We explore how rocky planets form and geochemically evolve over time.
To understand how Earth distinguished itself as the only known inhabited planet among the Solar System bodies, there are lessons to be learnt from geologic evolution of other terrestrial planetary bodies, such as Mars, the Moon, Venus, and Mercury and even exoplanets. We do not know why these planets have drastically different atmosphere. Is it owing to accretion from vastly different compositions, or is it because of the difference in conditions of early evolution (e.g., thermal and oxidation state and depth of core-mantle separation) that caused very different fractionation of fluids between the interior and the exosphere?

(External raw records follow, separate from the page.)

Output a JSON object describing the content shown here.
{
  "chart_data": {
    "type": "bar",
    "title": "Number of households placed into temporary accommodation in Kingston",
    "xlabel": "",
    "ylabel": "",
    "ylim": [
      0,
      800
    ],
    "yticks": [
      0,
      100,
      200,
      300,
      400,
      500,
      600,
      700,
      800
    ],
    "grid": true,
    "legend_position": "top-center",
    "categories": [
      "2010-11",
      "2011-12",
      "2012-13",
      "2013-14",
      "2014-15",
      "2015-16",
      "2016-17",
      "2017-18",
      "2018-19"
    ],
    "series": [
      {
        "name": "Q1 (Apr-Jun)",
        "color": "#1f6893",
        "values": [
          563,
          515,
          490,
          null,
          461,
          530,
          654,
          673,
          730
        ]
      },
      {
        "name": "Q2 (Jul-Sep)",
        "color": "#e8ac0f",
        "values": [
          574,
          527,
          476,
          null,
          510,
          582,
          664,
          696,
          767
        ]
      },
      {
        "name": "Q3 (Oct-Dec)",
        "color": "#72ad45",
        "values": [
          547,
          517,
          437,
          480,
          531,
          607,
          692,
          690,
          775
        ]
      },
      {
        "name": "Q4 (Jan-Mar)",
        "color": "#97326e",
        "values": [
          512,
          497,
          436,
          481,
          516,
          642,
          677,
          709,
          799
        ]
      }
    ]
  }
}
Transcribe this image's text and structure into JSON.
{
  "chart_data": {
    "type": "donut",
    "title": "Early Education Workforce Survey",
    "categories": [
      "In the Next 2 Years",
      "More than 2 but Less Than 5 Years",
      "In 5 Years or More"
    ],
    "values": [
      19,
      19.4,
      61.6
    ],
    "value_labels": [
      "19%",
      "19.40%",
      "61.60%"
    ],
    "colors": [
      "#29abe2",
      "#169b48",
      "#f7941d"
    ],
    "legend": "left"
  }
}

Our goal is to compare and contrast the origin and cycling of volatiles and fluids, magmatic history of various known and plausible rocky planets through time.
Some of the current sub-themes (see more details below) are:
- Accretion and core-mantle differentiation of terrestrialrocky planets
- Rocky Bodies in our Solar System and Beyond
Accretion and core-mantle differentiation of rocky planets
We are not only interested in the origin of volatile elements on Earth but also aim to constrain how the processes of accretion and early differentiation might have shaped the starting condition for other rocky bodies in our Solar System and other solar systems. We have been learning how the difference in conditions of early differentiation may lead to very different initial budget of life-essential elements such as carbon in the silicate portion of the planet (e.g., Chi et al., 2014 – GCA; Li et al., 2016 – Nat Geocsi; Tsuno et al., 2018 – GCA). In the coming years we would look to expand our work on the fate of all life-essential elements (COHNSP) during early history of rocky planets.
Rocky Bodies in our Solar System and Beyond
There is a growing amount of data on the compositions of the crust for Mars and Mercury through orbiter data and/or from meteorites or rovers. We try to reconcile these observations with the estimated compositions of the planetary mantles through laboratory experiments. For example, in this theme, we worked on thermal vigor of magma generation through the geologic history of Mars (Filiberto and Dasgupta, 2011 — EPSL; Filiberto and Dasgupta, 2015 – JGR-Planets). We have also worked on constraining the efficiency of sulfur extraction through mantle melting on Mars and the Moon (e.g., Ding et al., 2015 – EPSL; Ding et al., 2018 – GCA). Similarly, we have also investigated the efficiency of carbon extraction via mantle melting of reduced planetary bodies such as Mercury and Mars (Li et al., 2017 – JGR-Planets). These studies are useful to link the interior compositions of these distant bodies to the plausible compositions of their atmospheres that maybe influenced by magmatic degassing. As more and more exoplanets are being discovered, it is important to ask what the atmospheric signatures from these distant bodies may tell us in terms of their interior structure or magmatic history.